Tennessee and Louisianan are 9.5% and 10% with very low COLs.

It may be significant that COL takes into account housing cost, which is generally not taxes by a sales tax, so places with very low COLs (TN and LA) may have unrealistically low COLs and others exaggeratedly high COLs.


https://www.usatoday.com/story/money...xes/452512002/
Louisiana has a very low COL. My mom researched retiring in Texas and couldn't get over the property tax bill. Since income is low in retirement and so are sales taxes (most major purchases are done with), having a regressive high sales tax, high income tax, but low property taxes like Louisiana is the best.

Texas is great for a new couple starting out that is renting and has high income. Once you get towards retirement age, there really isn't anything in the state to keep retirees from a tax perspective.

One way you can reduce property taxes is by living in a cheaper area of Texas. West Texas comes to mind, but then you're in the middle of nowhere.
 
Old 12-17-2018, 01:29 PM
 
Location: Austin, TX
12,226 posts, read 28,032,826 times
Reputation: 5849
Quote:
Originally Posted by TexasHorseLady View Post
Not if you're retired and no longer paying income tax anyway.
Do states with income tax exempt retirees?* Or are there other exemptions for seniors? For example, several people have mentioned Fayetteville, Arkansas, but it looks like you will pay the top tax bracket (6.9%) if your income is over $35,000 (tiered, ofc). I could easily see people pulling that much out of their 401(k) and/or investment income. If you 'earned' $50k per year, then that would be $2,534 in state income tax. If you earned $75k per year, then it would be $4,300 in income tax (tiers accounted for).
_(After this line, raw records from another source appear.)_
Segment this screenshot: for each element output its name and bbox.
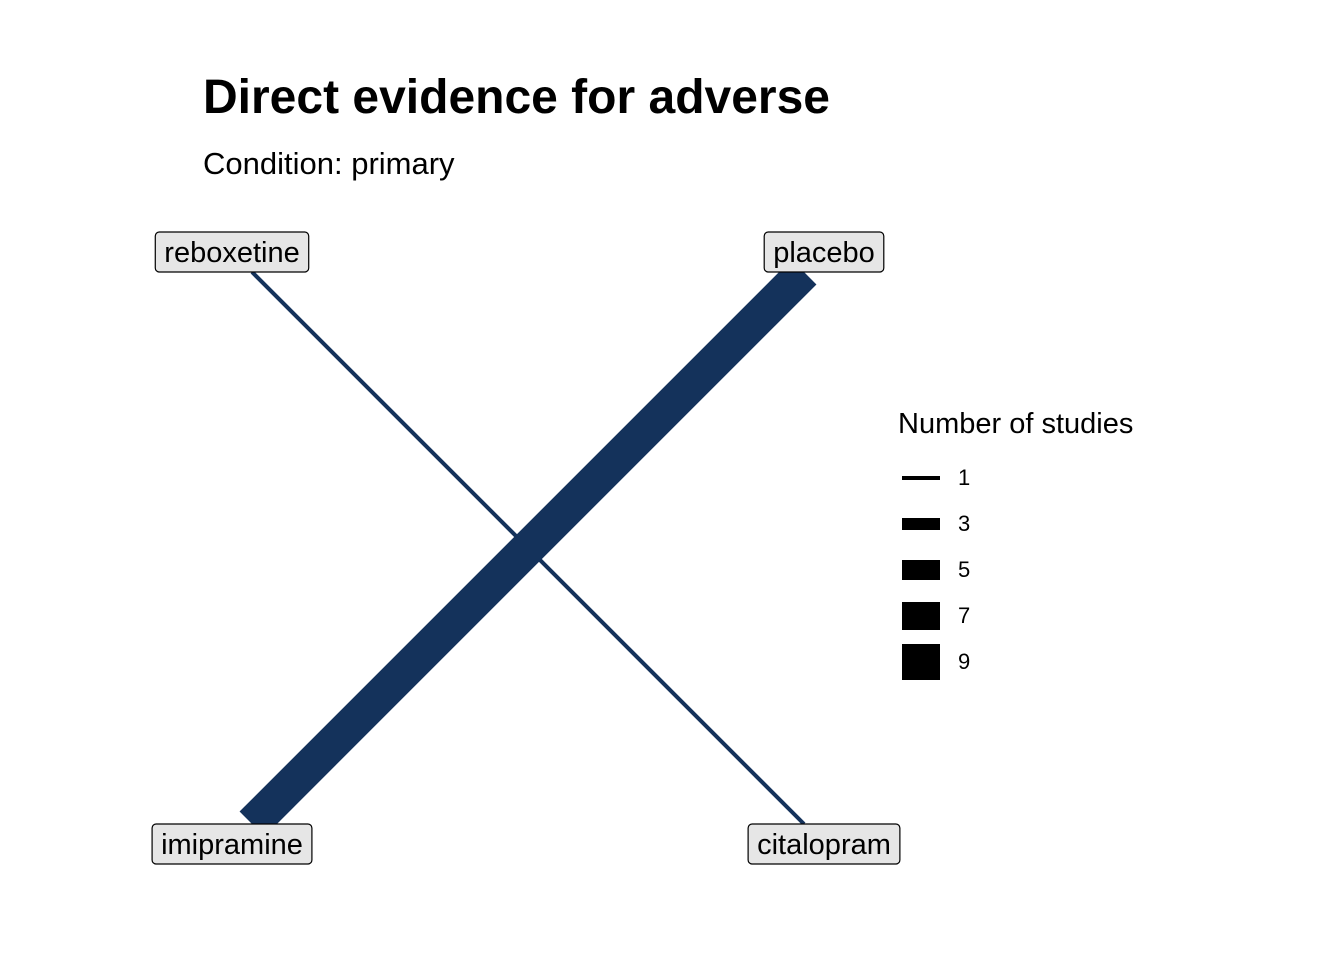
node-reboxetine: reboxetine (154, 231, 310, 273)
node-placebo: placebo (763, 231, 885, 273)
node-citalopram: citalopram (747, 823, 901, 865)
node-box-citalopram (747, 823, 901, 865)
node-imipramine: imipramine (151, 823, 313, 865)
legend-key-swatch (902, 602, 940, 630)
legend-label: 9 (958, 649, 971, 674)
legend-item: 1 (898, 455, 1098, 501)
node-box-imipramine (151, 823, 313, 865)
legend-key-swatch (902, 560, 940, 580)
chart-title: Direct evidence for adverse (203, 71, 830, 124)
edges-layer (239, 259, 817, 837)
legend-label: 5 (958, 557, 971, 582)
legend-key-swatch (902, 476, 940, 480)
legend-item: 9 (898, 639, 1098, 685)
node-box-placebo (763, 231, 885, 273)
node-label-imipramine: imipramine (161, 829, 303, 861)
legend-label: 7 (958, 603, 971, 628)
legend-label: 3 (958, 511, 971, 536)
legend-label: 1 (958, 465, 971, 490)
node-label-reboxetine: reboxetine (164, 237, 299, 269)
legend-item: 3 (898, 501, 1098, 547)
edge-placebo-imipramine (239, 259, 817, 837)
legend-item: 7 (898, 593, 1098, 639)
legend-title: Number of studies (898, 408, 1134, 440)
node-box-reboxetine (154, 231, 310, 273)
legend-key-swatch (902, 518, 940, 530)
chart-subtitle: Condition: primary (203, 146, 455, 181)
node-label-citalopram: citalopram (757, 829, 891, 861)
legend-key-swatch (902, 644, 940, 680)
node-label-placebo: placebo (773, 237, 875, 269)
legend-item: 5 (898, 547, 1098, 593)
nodes-layer: reboxetine placebo imipramine citalopram (151, 231, 901, 865)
Washington County has an average 'effective' property tax (takes deductions into consideration) of 0.71%. The median list price is $295,000. That results in a property tax bill of about $2,085. So, about $6,400 for property and income tax for a home currently on-sale for the median price.

In Austin, the median list price is currently around $383,000 and the 'effective' property tax rate is 1.9%, yielding annual taxes of $7,277.
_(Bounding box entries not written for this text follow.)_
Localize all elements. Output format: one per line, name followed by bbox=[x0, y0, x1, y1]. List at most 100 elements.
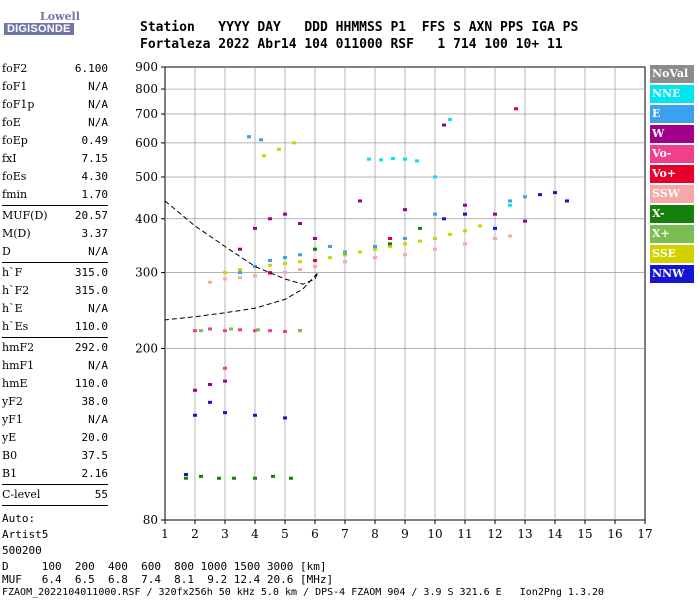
echo-point-nne bbox=[391, 156, 395, 160]
echo-point-w bbox=[298, 222, 302, 226]
echo-point-sse bbox=[238, 268, 242, 272]
param-row: h`Es 110.0 bbox=[2, 318, 108, 336]
echo-point-ssw bbox=[508, 234, 512, 238]
param-row: h`F 315.0 bbox=[2, 264, 108, 282]
echo-points bbox=[184, 107, 569, 480]
param-label: B0 bbox=[2, 449, 18, 462]
y-tick-label: 400 bbox=[135, 212, 158, 226]
x-tick-label: 13 bbox=[517, 527, 532, 541]
param-divider bbox=[2, 484, 108, 485]
param-value: 4.30 bbox=[81, 170, 109, 183]
x-tick-label: 12 bbox=[487, 527, 502, 541]
param-row: foF1 N/A bbox=[2, 78, 108, 96]
echo-point-nnw bbox=[208, 400, 212, 404]
param-row: B1 2.16 bbox=[2, 465, 108, 483]
param-divider bbox=[2, 205, 108, 206]
echo-point-sse bbox=[448, 232, 452, 236]
echo-point-e bbox=[343, 250, 347, 254]
param-label: foF2 bbox=[2, 62, 28, 75]
param-row: h`E N/A bbox=[2, 300, 108, 318]
echo-point-vo- bbox=[193, 329, 197, 333]
param-value: N/A bbox=[88, 359, 108, 372]
echo-point-nnw bbox=[193, 413, 197, 417]
legend-item: NNW bbox=[650, 265, 694, 283]
param-row: D N/A bbox=[2, 243, 108, 261]
echo-point-nne bbox=[379, 158, 383, 162]
echo-point-ssw bbox=[238, 276, 242, 280]
param-label: h`E bbox=[2, 302, 23, 315]
x-tick-label: 6 bbox=[311, 527, 319, 541]
ionogram-chart: 1 2 3 4 5 6 7 8 9 10 11 12 13 14 15 16 17802003004005006… bbox=[135, 60, 653, 541]
echo-point-nnw bbox=[553, 191, 557, 195]
echo-point-nnw bbox=[283, 416, 287, 420]
param-value: N/A bbox=[88, 116, 108, 129]
param-value: 37.5 bbox=[81, 449, 109, 462]
echo-point-sse bbox=[277, 147, 281, 151]
param-row: M(D) 3.37 bbox=[2, 225, 108, 243]
x-tick-label: 11 bbox=[457, 527, 472, 541]
param-value: 0.49 bbox=[81, 134, 109, 147]
logo-lowell-text: Lowell bbox=[40, 10, 80, 23]
y-tick-label: 200 bbox=[135, 342, 158, 356]
echo-point-vo- bbox=[238, 328, 242, 332]
echo-point-sse bbox=[478, 224, 482, 228]
param-label: hmF2 bbox=[2, 341, 35, 354]
param-label: h`F bbox=[2, 266, 23, 279]
legend-item: SSW bbox=[650, 185, 694, 203]
distance-row: D 100 200 400 600 800 1000 1500 3000 [km… bbox=[2, 560, 327, 573]
legend-item: E bbox=[650, 105, 694, 123]
echo-point-w bbox=[313, 236, 317, 240]
x-tick-label: 10 bbox=[427, 527, 442, 541]
param-value: 7.15 bbox=[81, 152, 109, 165]
muf-row: MUF 6.4 6.5 6.8 7.4 8.1 9.2 12.4 20.6 [M… bbox=[2, 573, 334, 586]
header-labels: Station YYYY DAY DDD HHMMSS P1 FFS S AXN… bbox=[140, 20, 579, 35]
param-label: foF1p bbox=[2, 98, 35, 111]
x-tick-label: 4 bbox=[251, 527, 259, 541]
legend-item: X- bbox=[650, 205, 694, 223]
echo-point-w bbox=[283, 212, 287, 216]
x-tick-label: 2 bbox=[191, 527, 199, 541]
param-label: MUF(D) bbox=[2, 209, 48, 222]
echo-point-x- bbox=[289, 476, 293, 480]
autoscaling-info: 500200 bbox=[2, 544, 42, 557]
scaled-parameters-panel: foF2 6.100 foF1 N/A foF1p N/A foE N/A foEp 0.49 fx… bbox=[2, 60, 108, 559]
param-row: hmE 110.0 bbox=[2, 375, 108, 393]
echo-point-e bbox=[523, 195, 527, 199]
param-divider bbox=[2, 337, 108, 338]
legend-item: SSE bbox=[650, 245, 694, 263]
echo-point-sse bbox=[403, 242, 407, 246]
echo-point-w bbox=[358, 199, 362, 203]
echo-point-sse bbox=[262, 154, 266, 158]
y-tick-label: 500 bbox=[135, 170, 158, 184]
legend-item: Vo+ bbox=[650, 165, 694, 183]
echo-point-x+ bbox=[229, 327, 233, 331]
echo-point-nne bbox=[415, 159, 419, 163]
echo-point-w bbox=[493, 212, 497, 216]
echo-point-ssw bbox=[223, 277, 227, 281]
param-label: M(D) bbox=[2, 227, 31, 240]
echo-point-nnw bbox=[223, 411, 227, 415]
echo-point-x+ bbox=[199, 329, 203, 333]
echo-point-e bbox=[373, 244, 377, 248]
echo-point-nnw bbox=[463, 212, 467, 216]
echo-point-e bbox=[259, 138, 263, 142]
echo-point-e bbox=[403, 236, 407, 240]
param-value: 315.0 bbox=[74, 266, 108, 279]
echo-point-nnw bbox=[253, 413, 257, 417]
echo-point-w bbox=[193, 388, 197, 392]
param-value: 3.37 bbox=[81, 227, 109, 240]
y-tick-label: 700 bbox=[135, 107, 158, 121]
axis-ticks: 1 2 3 4 5 6 7 8 9 10 11 12 13 14 15 16 17802003004005006… bbox=[135, 60, 653, 541]
param-label: hmF1 bbox=[2, 359, 35, 372]
param-value: 20.57 bbox=[74, 209, 108, 222]
legend-item: NNE bbox=[650, 85, 694, 103]
param-row: yF1 N/A bbox=[2, 411, 108, 429]
param-label: foEp bbox=[2, 134, 28, 147]
echo-point-ssw bbox=[208, 280, 212, 284]
legend-item: X+ bbox=[650, 225, 694, 243]
echo-point-e bbox=[238, 271, 242, 275]
param-row: fmin 1.70 bbox=[2, 186, 108, 204]
param-value: N/A bbox=[88, 98, 108, 111]
autoscaling-info: Artist5 bbox=[2, 528, 49, 541]
param-label: yF1 bbox=[2, 413, 23, 426]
Sales tax is 9.4% instead of 8.25% if you include local as well as state (a 14% increase); in addition, AR taxes groceries at 2%. You currently can deduct two state taxes from your federal taxes - AR has three taxes vs two in Texas, so either sales or property would not be deducted in AR, most likely.

In any case, the savings from low property tax could be eaten up by income tax and sales tax increases.
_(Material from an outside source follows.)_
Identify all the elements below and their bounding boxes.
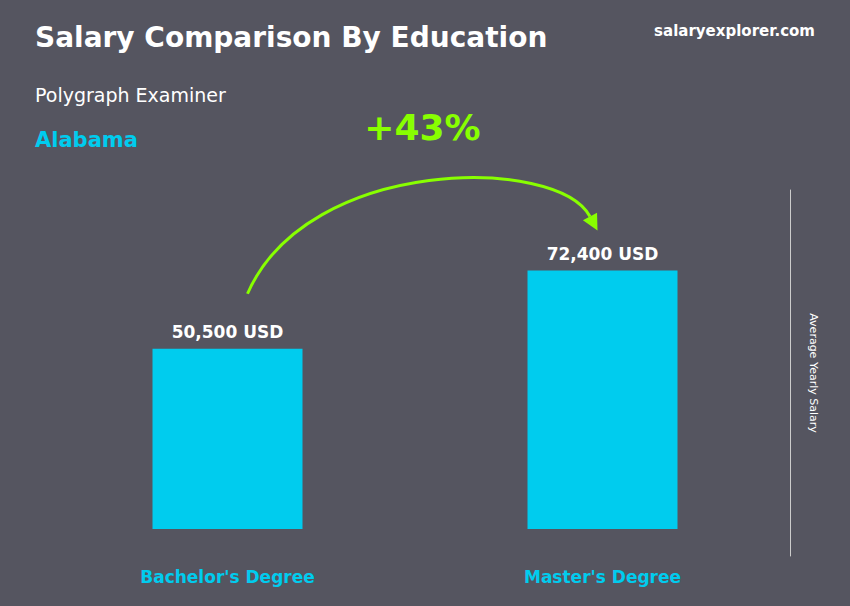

*just looked it up, the state exempts $6,000 from state income taxes and all the SS benefits are exempt. I am too lazy to redo the math, but that could be very significant .
 
Old 12-17-2018, 01:32 PM
 
Location: Austin, TX
12,226 posts, read 28,032,826 times
Reputation: 5849
Quote:
Originally Posted by cBach View Post
Louisiana has a very low COL. My mom researched retiring in Texas and couldn't get over the property tax bill. Since income is low in retirement and so are sales taxes (most major purchases are done with), having a regressive high sales tax, high income tax, but low property taxes like Louisiana is the best.
I have just never found a place in LA that I wanted to live .

What area would you retire to there? Are there some prime areas? I am not as familiar with northern LA, but nothing in the south peaked my interest.
 
Old 12-17-2018, 01:40 PM
Status: "Baby it's warm outside..." (set 29 days ago)
 
102 posts, read 19,985 times
Reputation: 106
An area for your consideration: Blacksburg, VA.